Fame e malnutrizione nel mondo possono essere sradicate solo se diventano una priorità globale. I Paesi in cui, in questo momento, c’è maggiore benessere, sono quelli che per primi dovrebbero proporre soluzioni concrete. Basta parole.
Roma – Qualche settimana fa è stato pubblicato il report “Lo stato della sicurezza alimentare e della nutrizione nel mondo 2023”, a cura dell’Organizzazione dell’ONU per l’alimentazione e l’agricoltura (FAO). I risultati sono tutt’altro che tranquillizzanti. Un’altra promessa non mantenuta, da marinaio, come si dice in gergo popolare, da parte delle istituzioni mondiali. Era stato assicurato, infatti, l’azzeramento della fame entro il 2030. Almeno questo era stato sottoscritto nel 2015 con “l’Agenda 2030 per lo sviluppo sostenibile” da parte di ben 193 paesi membri dell’ONU.
La pandemia e la guerra in Ucraina sono stati le due emergenze che hanno peggiorato il quadro, di per sé non roseo. Tra il 2019 e il 2022 il numero di persone in condizione di malnutrizione è aumentato di 122 milioni, raggiungendo la spaventosa cifra di 735 milioni. Numeri impressionanti, più numerosi della popolazione degli USA, Indonesia e Filippine messi assieme.
Bisogna arrendersi a questo flagello, allora? Il Fondo internazionale per lo sviluppo agricolo, agenzia specializzata dell’ONU per l’incremento delle attività agricole nei paesi membri, ritiene, invece, che un mondo a fame zero sia ancora possibile. Quello che scarseggia sono gli investimenti e la volontà politica di attivare soluzioni su larga scala. La fame può essere sradicata se diventa una priorità globale. Vista la situazione politica nazionale e internazionale sembrano previsioni ottimistiche e intrise di retorica, quasi da studente liceale.
Con la politica colonialista dei potenti Stati occidentali e non solo, basta aggiungere l’espansione economica verso l’esterno della Cina e dell’Arabia Saudita, perpetrata ai danni di paesi ricchi di risorse naturali, sarà mai possibile un rinsavimento?
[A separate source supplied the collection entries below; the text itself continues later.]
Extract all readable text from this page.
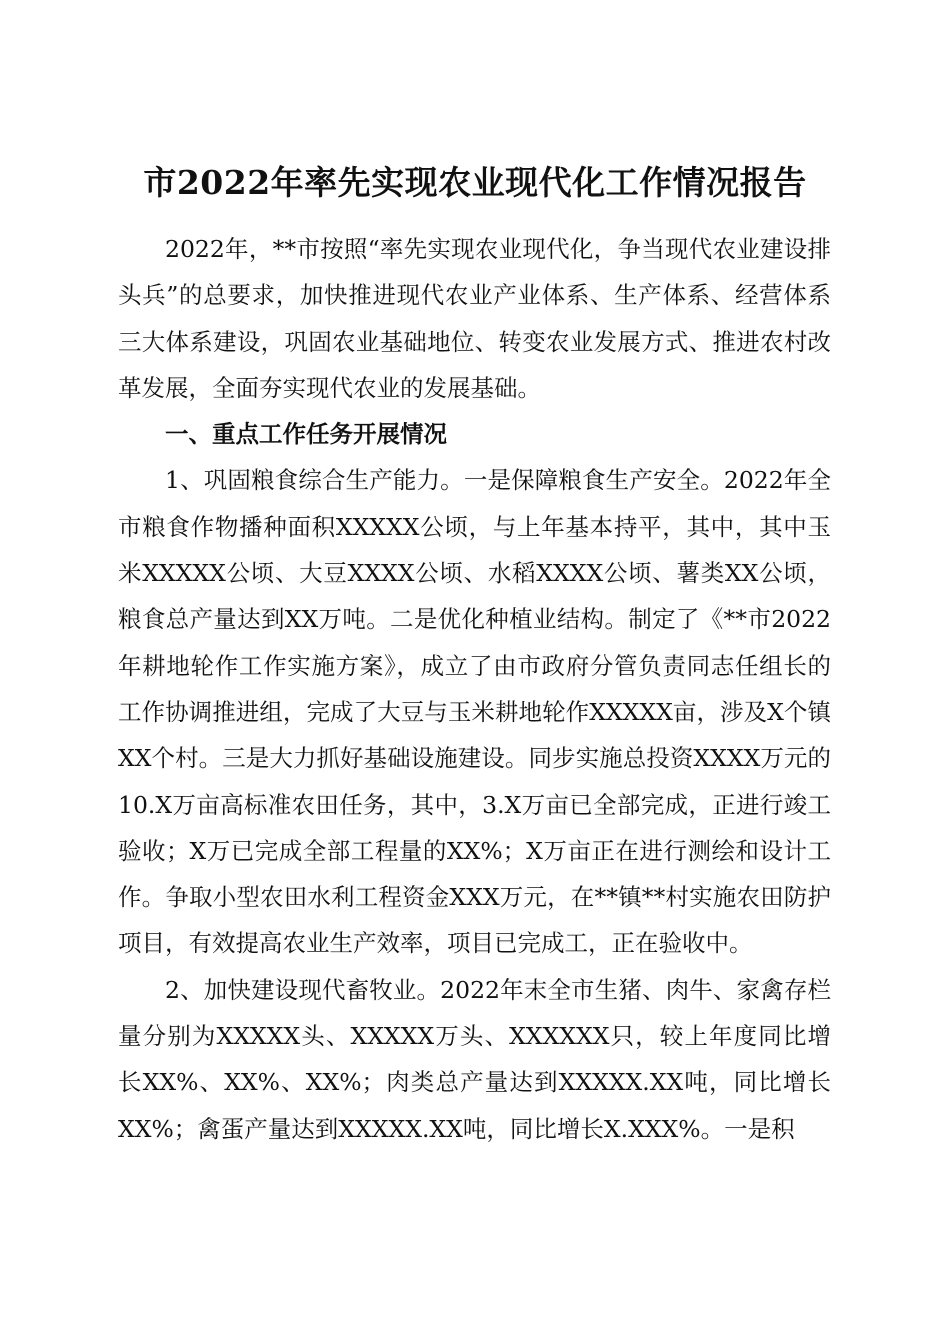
市2022年率先实现农业现代化工作情况报告

2022年，**市按照“率先实现农业现代化，争当现代农业建设排头兵”的总要求，加快推进现代农业产业体系、生产体系、经营体系三大体系建设，巩固农业基础地位、转变农业发展方式、推进农村改革发展，全面夯实现代农业的发展基础。

一、重点工作任务开展情况

1、巩固粮食综合生产能力。一是保障粮食生产安全。2022年全市粮食作物播种面积XXXXX公顷，与上年基本持平，其中，其中玉米XXXXX公顷、大豆XXXX公顷、水稻XXXX公顷、薯类XX公顷，粮食总产量达到XX万吨。二是优化种植业结构。制定了《**市2022年耕地轮作工作实施方案》，成立了由市政府分管负责同志任组长的工作协调推进组，完成了大豆与玉米耕地轮作XXXXX亩，涉及X个镇XX个村。三是大力抓好基础设施建设。同步实施总投资XXXX万元的10.X万亩高标准农田任务，其中，3.X万亩已全部完成，正进行竣工验收；X万已完成全部工程量的XX%；X万亩正在进行测绘和设计工作。争取小型农田水利工程资金XXX万元，在**镇**村实施农田防护项目，有效提高农业生产效率，项目已完成工，正在验收中。

2、加快建设现代畜牧业。2022年末全市生猪、肉牛、家禽存栏量分别为XXXXX头、XXXXX万头、XXXXXX只，较上年度同比增长XX%、XX%、XX%；肉类总产量达到XXXXX.XX吨，同比增长XX%；禽蛋产量达到XXXXX.XX吨，同比增长X.XXX%。一是积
Poco credibile, fino a quando si resta succubi degli interessi delle multinazionali che si sono comportate da vere predatrici, depauperando interi paesi. La situazione diventa apocalittica se consideriamo che la malnutrizione è solo una parte della medaglia.
L’altra è rappresentata da uno stato di insicurezza alimentare, che si è impennato tra il 2019 e il 2020, per poi diventare stabile nell’ultimo triennio. Comunque, restano numeri terrificanti. Esistono, infatti, 900 milioni di persone in condizioni di insicurezza alimentare severa, 180 in più rispetto al 2019. Come dire che hanno digiunato almeno un giorno per difficoltà economiche.
Se poi mettiamo nel conto anche persone in condizione di insicurezza alimentare “moderata”, intendendo chi è costretto a ridurre la qualità e la quantità di cibo, si raggiunge l’iperbolica cifra di 2,4 miliardi di persone. Ovvero, quasi un individuo su tre. Una crescita di 391 milioni di esseri umani in più rispetto al 2019. La pandemia e la conseguente inflazione hanno determinato l’aumento del costo di una dieta sana, giunto in termini globali alla percentuale del 6,7% in rapporto al 2019. Vale a dire, 3,1 miliardi di persone, ovvero il 42% dell’intera umanità, non hanno potuto seguire un’alimentazione corretta nel 2021.
Un valore che ha raggiunto il numero di 143 milioni in più al periodo prima della pandemia. L’Africa raggiunge l’88% di persone in queste condizioni, mentre l’Asia il 44%. Ora, gli Stati potenti, alcuni dei quali si sentono portatori di civiltà e democrazia, se sono tali, dovrebbero, una buona, volta offrire una soluzione alle criticità rilevate da organismi istituzionali come quelli dell’ONU.
E invece, proseguono imperterriti nel loro menefreghismo. Ci sono delle immagini che testimoniamo, meglio di altre la situazione attuale. Sono quelle di politici nazionali e internazionali che banchettano con pietanze luculliane, attorniati da torme di vassalli di corte e donne in cerca di notorietà, mentre dall’altra parte del mondo c’è chi muore di fame. Questa è la nostra civiltà!